Year: Team; G; GS; Passing; Rushing; Sacked; Fumbles
Comp: Att; Pct; Yds; Y/A; TD; Int; Rtg; Att; Yds; Avg; TD; Sack; Yds; Fum; Lost
1984: ATL; 2; 0; 11; 18; 61.1; 181; 10.1; 1; 1; 90.3; 6; 38; 6.3; 0; 7; 45; 1; 1
1985: ATL; 16; 11; 161; 312; 51.6; 1,992; 6.4; 7; 17; 56.5; 70; 347; 5.0; 2; 43; 312; 9; 2
1986: ATL; 11; 11; 150; 294; 51.0; 2,007; 6.8; 10; 9; 71.6; 52; 298; 5.7; 0; 34; 249; 8; 1
1987: ATL; 9; 1; 9; 23; 39.1; 95; 4.1; 0; 2; 15.7; 2; 8; 4.0; 0; 3; 24; 0; 0
1988: WAS; 1; 0; 0; 2; 0.0; 0; 0.0; 0; 0; 39.6; 3; 1; 0.3; 0; 0; 0; 0; 0
1989: SD; 16; 0; 5; 12; 41.7; 62; 5.2; 0; 1; 23.6; 2; 14; 7.0; 0; 2; 12; 0; 0
Total: 55; 23; 336; 661; 50.8; 4,337; 6.6; 18; 30; 61.9; 135; 706; 5.2; 2; 89; 642; 18; 4
Reference:

==WLAF and CFL career==
Archer played for the Sacramento Surge of the WLAF in 1992, throwing for 2,964 yards (NFL Europa single season record) and leading them to a World Bowl championship, where he was named game MVP. In 1993, the same ownership group who owned the Surge (who folded along with the rest of the WLAF's North American teams following the 1992 season) transferred Archer to their new Canadian Football League (CFL) team, the Sacramento Gold Miners (part of the league's United States expansion). As a Gold Miner, in 1993, he threw for 6,023 yards, still the fifth most in any CFL season He threw for 3,340 yards for Sacramento in 1994. He played with the San Antonio Texans in 1995, and the Ottawa Rough Riders in 1996. After the Rough Riders folded, he was drafted by the Saskatchewan Roughriders in the dispersal draft. He decided to not play in Saskatchewan as the contract offer was too low and retired instead. He spent the 1997 season as a CFL television analyst and returned to the CFL with the Edmonton Eskimos in 1998. His final game was the Western Final playoff game against the Calgary Stampeders with Jeff Garcia at quarterback. Calgary won and went on to win the Grey Cup. Archer retired after that game and is now the color analyst for the Atlanta Falcons alongside Wes Durham and ACC college football.

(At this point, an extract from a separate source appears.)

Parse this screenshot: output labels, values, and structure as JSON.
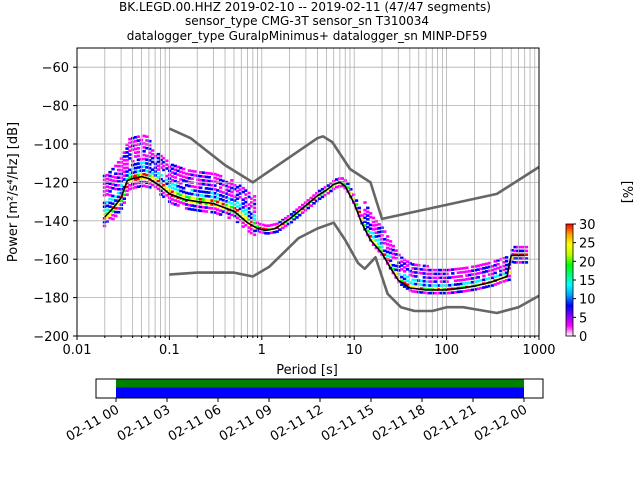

In his five seasons in the CFL, he completed 1,388 of 2,434 passes (57%) for 20,671 yards with 120 touchdown passes and 71 interceptions.

==Broadcasting career==

In 2004, Archer made the move from pre- and post-game show host to the booth as the main color commentator for the Falcons' games on their flagship station, 92.9 the Game FM. Additionally, he serves as a color analyst for ACC football games for the Raycom network as well.